5 Key Elements to a Great Marketing Plan
Whether you are just starting your business, or you are a seasoned professional trying to revamp your marketing or expand your reach into a new niche, it is essential to have a marketing plan.
Sometimes a shotgun marketing approach will work temporarily but unless that approach is analyzed and refined at some point, a business will eventually be spending way more on marketing than necessary, and conversion rates and return on investment will be extremely low.
There are five key elements of a marketing plan regardless of the stage your business is in.
Market Research
The first key is to do market research. This can be a number of ways, and with modern technology we have a lot of data about customers and the devices they use, and how they interact with businesses, make purchases, and even buying habits and budgets.
This is all a part of Big Data, the huge collection of data created by users sharing information and the data gathered passively by the internet of things. This includes public data, industry data, and enterprise data that is gathered by your company and your interactions with your customers.
Certainly a part of this research is competitor analysis as well: what is your competition doing that is working or not working? What is their digital footprint, and who is following and interacting with them on social media? You can take lessons from both the good and bad that they are doing, and use that data to refine your own marketing efforts.
Target Market
Once you have done your research, not you can determine what your target market is. This includes you answering for yourself and your company several questions.
- Who makes up your target audience? Are they male or female or both? What age group do they fit into? How much money do they make? Do they own their homes or rent? What cell phone provider do they use? These can all be answered through some simple social media mapping and using various analytics tools.
- Where do they live? Are you a local business looking for the right location? Should you open more than one? Where do your customers shop online currently for your product or service, and how will you convince them that your website is a better place to do that? Where do they browse and what sites? Can you get ads or sponsored posts on those sites?
- How do they buy? DO they buy online from their phone? A laptop or desktop? Do they shop online and then purchase in person? What payment methods do they use?
- What do they do for fun? When they are not shopping, what are your customers or potential customers reading, what sites do they visit online, what activities do they engage in? Answering these questions lets you target them at the right time and place.
Knowing your target market is how you reach the right users, ones that are ready to buy from you or will be soon, and reaching them at a time and place that works for them.
Market Strategy
This leads you to marketing strategy. Marketing strategy is often about more than just placing digital ads and engaging in a content strategy online. Sometimes it means physical advertising or even more traditional means like print ads and television.
If you have done market research and determined your target market, and are still struggling with strategy, hiring an agency may be the right answer for you, at least initially.
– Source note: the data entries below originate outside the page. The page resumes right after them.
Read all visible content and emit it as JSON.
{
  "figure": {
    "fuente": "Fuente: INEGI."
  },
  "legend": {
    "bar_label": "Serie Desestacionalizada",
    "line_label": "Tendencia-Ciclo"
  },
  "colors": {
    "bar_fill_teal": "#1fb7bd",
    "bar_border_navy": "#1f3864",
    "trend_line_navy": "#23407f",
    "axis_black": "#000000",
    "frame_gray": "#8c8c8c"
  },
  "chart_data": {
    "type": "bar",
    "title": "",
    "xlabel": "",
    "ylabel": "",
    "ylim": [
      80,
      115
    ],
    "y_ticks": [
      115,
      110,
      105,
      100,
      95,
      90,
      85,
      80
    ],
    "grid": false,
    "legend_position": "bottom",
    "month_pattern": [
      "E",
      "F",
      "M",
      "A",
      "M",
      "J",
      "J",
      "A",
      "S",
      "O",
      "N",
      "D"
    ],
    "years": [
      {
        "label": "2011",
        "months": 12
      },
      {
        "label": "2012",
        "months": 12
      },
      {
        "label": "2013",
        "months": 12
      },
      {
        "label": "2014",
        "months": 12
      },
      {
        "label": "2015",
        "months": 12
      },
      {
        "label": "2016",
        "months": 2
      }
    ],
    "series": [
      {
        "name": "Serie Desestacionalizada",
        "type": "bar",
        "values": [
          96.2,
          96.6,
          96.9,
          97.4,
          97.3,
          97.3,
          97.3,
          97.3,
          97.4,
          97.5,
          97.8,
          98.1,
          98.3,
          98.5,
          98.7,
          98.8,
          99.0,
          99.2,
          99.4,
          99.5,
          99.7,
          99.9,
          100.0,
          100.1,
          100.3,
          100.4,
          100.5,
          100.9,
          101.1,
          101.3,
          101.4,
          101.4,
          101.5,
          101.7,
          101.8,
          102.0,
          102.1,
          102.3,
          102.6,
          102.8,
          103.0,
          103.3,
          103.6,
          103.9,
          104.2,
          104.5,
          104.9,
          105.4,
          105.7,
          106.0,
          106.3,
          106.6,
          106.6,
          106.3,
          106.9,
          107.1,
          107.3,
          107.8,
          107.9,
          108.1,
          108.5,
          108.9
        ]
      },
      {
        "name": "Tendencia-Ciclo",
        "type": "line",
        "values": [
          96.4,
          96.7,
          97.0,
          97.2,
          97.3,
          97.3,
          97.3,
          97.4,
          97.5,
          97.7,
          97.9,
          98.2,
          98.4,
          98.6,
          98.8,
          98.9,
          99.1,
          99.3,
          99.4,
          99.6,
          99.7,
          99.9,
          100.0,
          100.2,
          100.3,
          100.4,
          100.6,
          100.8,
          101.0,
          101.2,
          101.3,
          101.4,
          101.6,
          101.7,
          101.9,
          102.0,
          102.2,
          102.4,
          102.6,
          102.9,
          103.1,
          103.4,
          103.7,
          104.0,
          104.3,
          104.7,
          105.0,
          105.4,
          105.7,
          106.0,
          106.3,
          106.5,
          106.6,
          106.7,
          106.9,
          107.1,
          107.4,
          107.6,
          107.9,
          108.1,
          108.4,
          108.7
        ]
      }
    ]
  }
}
They can analyze the data you have gathered, give you a direction, and help you initiate your plan. Often smaller agencies can offer you more directed plans and personal service a large agency cannot.
Whether you hire someone or do it yourself, you need to set yourself up with a defined marketing strategy that encompasses all aspects of the marketing you need to do.
Budget
When you are first starting out, your marketing budget will be larger than it will be once you get things rolling. Initial research and analysis, along with setting up and designing ads will cost you more than maintaining them.
At first too you will want to do some A/B testing, which may cost you more at the outset as well. Investment is the key.
Good marketing and advertising will cost you money. Think of it this way: if you are unwilling to invest in your business, why would your customers invest in you? The more you put into marketing, the greater your return. Budget for it.
Just make sure that your marketing is intentional and targeted properly,
Metrics
Once your marketing is up and running, you need to know if it is working. The only way to do that is through metrics and analytics. This means you have to look at numbers: what is your ROI? What is your percentage of conversions? If it is low, why? If you are not getting an 8 or 9% conversion rate, something in your site is probably broken. If traffic is not increasing, or worse, decreasing, you need to analyze why.
This could be your content, it could be your strategy, or it could be your targeting is off. Taking a realistic look at analytics will tell you why what is happening is occurring. You can gather these through your website, Google analytics, and several other methods. This should be a part of your website design and your marketing strategy overall.
A solid marketing plan should be an intricate part of your business plan. If you don’t know what target you are aiming for, you won’t know if you have hit it, or even how close you are getting. The initial push of a shotgun approach to marketing will get some results for a while, but it is not a long term, sustainable strategy. Incorporate these five elements into your marketing plan to make it the most successful it can be.